The Corner

The Rush to Impose Reason on Horror

I haven’t written much about the Newtown shooting. I did write my first column of the week about it because I felt I had to chime in. But I resented it. Maybe it’s because I’m becoming too sentimental about kids. Maybe it’s because I’m sick to death of death. Maybe it’s some other personal failing on my part, but I nonetheless resent being dragged into the political maw so quickly after a bunch of little kids were picked off by a madman with a gun. I agree with 90 percent of the things written by my colleagues about guns and gun control and the Second Amendment over the last week, but I nonetheless find it a bit grotesque that it’s necessary for anyone to be celebrating or defending guns before these little, little, kids have even been buried. It feels indecent to me. 

And, yes, I understand fully that this is what the proponents of gun control are hoping for. They are driven with the unseemly desire to exploit the unseemliness of defending gun rights at a moment when gun rights are at their maximum vulnerability. And so it may be necessary to push back on the hysteria and misinformation being peddled 24 hours a day by those desperate not to let this crisis go to waste. But, please, don’t tell me that there’s nothing unseemly about it. Even the NRA recognizes this basic fact, which is why they wisely clam up after such tragedies. Would that their enemies — and some of those on the right all too grateful for the opportunity to celebrate guns — had the same restraint. 

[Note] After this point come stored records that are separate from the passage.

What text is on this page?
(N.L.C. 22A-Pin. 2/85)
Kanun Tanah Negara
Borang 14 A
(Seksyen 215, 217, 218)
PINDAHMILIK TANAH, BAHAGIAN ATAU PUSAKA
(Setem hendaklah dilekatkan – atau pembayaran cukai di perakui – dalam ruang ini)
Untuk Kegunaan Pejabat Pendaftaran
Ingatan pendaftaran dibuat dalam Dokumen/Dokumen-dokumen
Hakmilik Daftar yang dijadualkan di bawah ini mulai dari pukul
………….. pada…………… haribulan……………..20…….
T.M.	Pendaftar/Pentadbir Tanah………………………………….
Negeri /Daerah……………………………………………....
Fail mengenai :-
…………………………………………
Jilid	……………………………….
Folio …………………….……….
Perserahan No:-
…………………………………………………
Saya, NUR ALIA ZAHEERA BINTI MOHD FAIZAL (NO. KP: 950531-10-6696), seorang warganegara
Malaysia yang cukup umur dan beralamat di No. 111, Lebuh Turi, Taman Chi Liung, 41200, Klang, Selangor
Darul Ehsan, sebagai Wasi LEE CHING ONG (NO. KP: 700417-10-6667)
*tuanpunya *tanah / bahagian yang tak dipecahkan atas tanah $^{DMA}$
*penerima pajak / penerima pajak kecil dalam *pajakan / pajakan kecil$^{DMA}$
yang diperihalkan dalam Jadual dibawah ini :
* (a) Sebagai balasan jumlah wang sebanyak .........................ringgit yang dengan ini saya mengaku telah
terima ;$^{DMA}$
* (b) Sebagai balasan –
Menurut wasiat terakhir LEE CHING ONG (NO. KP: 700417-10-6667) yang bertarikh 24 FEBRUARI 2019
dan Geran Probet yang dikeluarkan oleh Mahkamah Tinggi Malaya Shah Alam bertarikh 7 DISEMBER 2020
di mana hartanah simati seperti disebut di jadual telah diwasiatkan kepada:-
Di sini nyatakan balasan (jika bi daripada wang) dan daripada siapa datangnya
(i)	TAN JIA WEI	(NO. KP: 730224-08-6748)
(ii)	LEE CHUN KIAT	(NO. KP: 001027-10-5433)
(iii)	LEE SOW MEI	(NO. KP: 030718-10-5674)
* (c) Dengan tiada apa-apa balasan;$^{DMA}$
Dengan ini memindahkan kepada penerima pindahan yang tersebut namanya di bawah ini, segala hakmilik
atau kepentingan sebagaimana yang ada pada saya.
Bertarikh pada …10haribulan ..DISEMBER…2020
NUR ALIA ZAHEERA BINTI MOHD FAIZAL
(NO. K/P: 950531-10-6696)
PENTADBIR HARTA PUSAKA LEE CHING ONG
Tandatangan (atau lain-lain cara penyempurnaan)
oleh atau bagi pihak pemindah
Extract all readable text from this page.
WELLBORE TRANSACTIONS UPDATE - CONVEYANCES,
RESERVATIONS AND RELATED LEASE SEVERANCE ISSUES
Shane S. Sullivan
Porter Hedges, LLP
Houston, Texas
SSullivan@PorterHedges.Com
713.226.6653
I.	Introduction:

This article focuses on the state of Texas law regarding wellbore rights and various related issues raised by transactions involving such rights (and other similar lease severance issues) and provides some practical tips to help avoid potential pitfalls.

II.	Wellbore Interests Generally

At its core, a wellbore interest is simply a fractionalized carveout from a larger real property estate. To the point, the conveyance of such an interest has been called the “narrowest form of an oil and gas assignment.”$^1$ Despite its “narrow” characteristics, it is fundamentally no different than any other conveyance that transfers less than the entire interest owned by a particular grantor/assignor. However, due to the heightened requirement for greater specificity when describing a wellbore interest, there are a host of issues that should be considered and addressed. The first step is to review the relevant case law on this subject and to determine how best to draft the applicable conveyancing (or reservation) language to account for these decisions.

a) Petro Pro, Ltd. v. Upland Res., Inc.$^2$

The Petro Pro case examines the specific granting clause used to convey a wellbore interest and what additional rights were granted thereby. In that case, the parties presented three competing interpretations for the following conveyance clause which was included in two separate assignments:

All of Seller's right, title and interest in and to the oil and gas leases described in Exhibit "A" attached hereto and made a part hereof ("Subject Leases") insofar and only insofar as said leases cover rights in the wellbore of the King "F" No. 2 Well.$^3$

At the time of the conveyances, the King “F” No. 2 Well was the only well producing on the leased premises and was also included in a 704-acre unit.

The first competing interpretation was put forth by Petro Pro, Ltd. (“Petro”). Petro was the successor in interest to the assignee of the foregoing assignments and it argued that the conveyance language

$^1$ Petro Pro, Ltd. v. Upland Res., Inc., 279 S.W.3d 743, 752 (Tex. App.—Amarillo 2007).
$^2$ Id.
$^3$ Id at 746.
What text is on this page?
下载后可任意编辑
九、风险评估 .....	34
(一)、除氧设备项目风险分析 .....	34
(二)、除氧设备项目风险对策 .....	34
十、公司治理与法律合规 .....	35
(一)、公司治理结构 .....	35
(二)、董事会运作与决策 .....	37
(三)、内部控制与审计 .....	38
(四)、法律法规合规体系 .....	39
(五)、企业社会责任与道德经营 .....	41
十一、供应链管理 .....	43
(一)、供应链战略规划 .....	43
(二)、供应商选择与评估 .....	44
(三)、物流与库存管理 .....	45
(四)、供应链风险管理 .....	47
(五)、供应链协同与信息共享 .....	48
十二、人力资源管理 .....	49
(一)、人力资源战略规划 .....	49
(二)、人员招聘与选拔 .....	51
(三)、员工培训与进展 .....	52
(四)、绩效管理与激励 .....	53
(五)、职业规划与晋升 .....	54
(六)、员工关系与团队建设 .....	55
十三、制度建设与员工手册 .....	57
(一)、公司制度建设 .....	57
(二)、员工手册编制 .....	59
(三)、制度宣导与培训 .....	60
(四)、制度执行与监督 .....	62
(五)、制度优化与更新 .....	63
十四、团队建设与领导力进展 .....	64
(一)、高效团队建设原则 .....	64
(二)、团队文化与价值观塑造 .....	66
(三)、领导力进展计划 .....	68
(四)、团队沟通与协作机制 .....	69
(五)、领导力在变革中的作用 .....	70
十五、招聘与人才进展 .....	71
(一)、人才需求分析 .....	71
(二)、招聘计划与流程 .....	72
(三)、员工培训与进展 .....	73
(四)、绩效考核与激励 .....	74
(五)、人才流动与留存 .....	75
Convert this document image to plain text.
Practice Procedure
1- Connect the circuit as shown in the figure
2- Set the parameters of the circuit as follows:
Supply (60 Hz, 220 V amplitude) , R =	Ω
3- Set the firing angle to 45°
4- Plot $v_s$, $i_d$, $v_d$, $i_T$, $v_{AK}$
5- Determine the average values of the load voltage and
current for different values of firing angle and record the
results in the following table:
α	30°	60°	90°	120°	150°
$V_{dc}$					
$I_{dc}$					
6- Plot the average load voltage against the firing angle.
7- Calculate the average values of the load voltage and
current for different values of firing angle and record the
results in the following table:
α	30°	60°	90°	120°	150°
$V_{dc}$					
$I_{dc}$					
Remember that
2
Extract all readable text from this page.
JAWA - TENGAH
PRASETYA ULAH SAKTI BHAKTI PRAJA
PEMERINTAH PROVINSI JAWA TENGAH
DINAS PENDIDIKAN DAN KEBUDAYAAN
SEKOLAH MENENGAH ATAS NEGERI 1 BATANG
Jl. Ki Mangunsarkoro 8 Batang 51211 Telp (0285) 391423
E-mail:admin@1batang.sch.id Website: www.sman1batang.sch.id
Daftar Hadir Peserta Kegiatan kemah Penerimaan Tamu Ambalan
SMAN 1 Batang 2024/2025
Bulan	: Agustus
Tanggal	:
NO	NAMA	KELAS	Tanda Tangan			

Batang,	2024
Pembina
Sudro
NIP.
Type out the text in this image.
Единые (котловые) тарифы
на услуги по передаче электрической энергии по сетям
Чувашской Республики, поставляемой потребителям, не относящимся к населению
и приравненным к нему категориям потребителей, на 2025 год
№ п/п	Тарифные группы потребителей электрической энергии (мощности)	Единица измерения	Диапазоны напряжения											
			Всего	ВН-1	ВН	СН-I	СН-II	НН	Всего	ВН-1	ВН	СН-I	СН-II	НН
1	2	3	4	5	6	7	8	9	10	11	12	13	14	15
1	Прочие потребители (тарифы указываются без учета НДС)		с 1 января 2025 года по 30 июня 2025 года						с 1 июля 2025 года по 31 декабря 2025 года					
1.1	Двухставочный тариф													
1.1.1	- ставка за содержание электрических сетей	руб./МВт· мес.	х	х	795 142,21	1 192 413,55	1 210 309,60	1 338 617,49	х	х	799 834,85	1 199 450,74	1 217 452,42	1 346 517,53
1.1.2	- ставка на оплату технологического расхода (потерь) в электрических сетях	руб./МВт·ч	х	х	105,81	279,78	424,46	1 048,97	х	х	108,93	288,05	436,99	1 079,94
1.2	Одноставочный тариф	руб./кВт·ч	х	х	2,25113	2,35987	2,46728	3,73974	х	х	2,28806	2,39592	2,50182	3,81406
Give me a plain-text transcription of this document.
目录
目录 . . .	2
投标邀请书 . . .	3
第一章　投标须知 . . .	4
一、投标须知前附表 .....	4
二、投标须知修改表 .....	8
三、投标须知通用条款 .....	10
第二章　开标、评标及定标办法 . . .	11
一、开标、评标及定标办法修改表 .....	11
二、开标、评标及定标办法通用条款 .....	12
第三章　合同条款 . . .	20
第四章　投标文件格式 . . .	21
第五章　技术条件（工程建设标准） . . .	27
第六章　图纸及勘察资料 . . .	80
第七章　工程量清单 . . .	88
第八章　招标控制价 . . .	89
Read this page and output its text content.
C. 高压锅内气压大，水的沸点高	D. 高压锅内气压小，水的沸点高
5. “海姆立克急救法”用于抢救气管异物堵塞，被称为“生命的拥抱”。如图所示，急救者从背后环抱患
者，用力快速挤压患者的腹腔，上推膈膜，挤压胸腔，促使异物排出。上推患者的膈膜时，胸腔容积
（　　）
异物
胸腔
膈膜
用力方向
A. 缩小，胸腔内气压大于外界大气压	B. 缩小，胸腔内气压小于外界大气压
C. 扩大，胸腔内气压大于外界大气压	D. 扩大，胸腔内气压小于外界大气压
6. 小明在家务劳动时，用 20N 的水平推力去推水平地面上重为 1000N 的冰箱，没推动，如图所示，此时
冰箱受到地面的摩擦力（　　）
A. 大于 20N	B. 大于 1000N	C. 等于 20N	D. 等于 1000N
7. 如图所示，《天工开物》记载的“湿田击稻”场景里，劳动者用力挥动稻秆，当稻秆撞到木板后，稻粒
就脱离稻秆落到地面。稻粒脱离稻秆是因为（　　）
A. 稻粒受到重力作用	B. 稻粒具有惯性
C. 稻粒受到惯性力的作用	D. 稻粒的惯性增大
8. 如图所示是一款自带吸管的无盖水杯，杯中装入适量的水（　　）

But it’s not just the gun debate. Fighters are rushing to their corners in all sorts of ways. Here’s Jim Sleeper making a parody of himself by muttering something about segregationists and gun owners. Yesterday, Barack Obama slyly suggested that the shooting in Newtown is a good reason for Republicans to cave on tax hikes. That’s grotesque.

And here’s our friend Charlotte Allen, writing for NRO. Allen says some things I agree with here, but her effort to blame this tragedy, at least partly, on the fact that it was a “feminized” setting strikes me as somewhat perverse; if only there were real men there to attack the murderer with chairs or staplers or something. First, I find this utterly unpersuasive, in part because she makes little effort to persuade. Plenty of men have been killed in other mass slaughters, some of them in the process of trying to tackle the shooter. And women, including the Newtown school principal, have been killed in the same manner. Indeed, as others have noted, Allen gets the facts wrong about how many men worked at the school anyway. 

But even if she had the facts right, so what? I’m all for arguments against the feminizing of the culture, the Nanny state, etc. But if those arguments take us to a place where some school — or the parents who sent their kids there — deserve the slightest suggestion of blame for this kind of slaughter, that’s where I get off the bus. And not just because blaming the victim, even obliquely, in a tragedy like this is unacceptable, but also because it assumes that such crimes are simply a fact of life so all of society should simply “man up” and get ready for them. But most of all, arguments like this bother me because they come ready-made off the shelf. 

The other night on “Special Report,” Bret Baier read an e-mail from a viewer:

“I would like to hear some discussion regarding the media coverage of the terrible school shooting, and indescribably sad situation in Connecticut. If SPECIAL REPORT won’t do it, no one will. I cannot be the only one to find the endless coverage troubling for what it says about the media and its viewers. We seem to be a society which insists on concrete answers rather than coping with the incomprehensible, which personifies through vicarious experience, seeking tragic catharsis without giving due respect to reality. Thinking this way does — does not lessen the horror of what has happened in Sandy Hook and what is happening to those involved. It simply acknowledges that no amount of TV coverage can lessen it or make observers a part of it. And that only our respectful sympathy is appropriate. It has happened to them, not to us.” 

This touches on exactly my problem with all of this. 

The human need to “do something” is primal after moments like this, not just for those in mourning but for those who want to help those in mourning. Most of us who’ve lost a loved one know someone — or perhaps ourselves — who had to cook, or organize, or clean, or plan or do anything that lets us grasp the handrail of sanity or hold at bay the uncompromising vacuum of grief, if only temporarily. Likewise, we’ve known people who’ve implored us: What can I do? Is there anything I can do? But, often, trying to translate human impulses into government responses is the source of great folly. 

Contrary to a lot of sloppy prepackaged rhetoric, these weren’t “our” children. They were their parents’ children. To claim otherwise is to try to purchase the sympathy rightly reserved for the grieving on the cheap. Still, we can imagine, at least a little, that they were ours. We can glimpse, however imperfectly, what that horror would be like for ourselves, and touching the dread that lurks just beyond reason we instinctively try to impose reason upon it. 

In the wake of the slaughter, there are arguments I agree with and arguments I find ridiculous. And everything in between. What I dislike is the immediate rush to turn the slaughter into an any argument at all. The problem, alas, is that the moment one “side” tries to translate this carnage into a public-policy victory, arguments are not only inevitable but required. Because in a democracy, the way you make laws is by arguing over them first. I just resent the forced necessity of it all. I wish the parents could just bury their children first.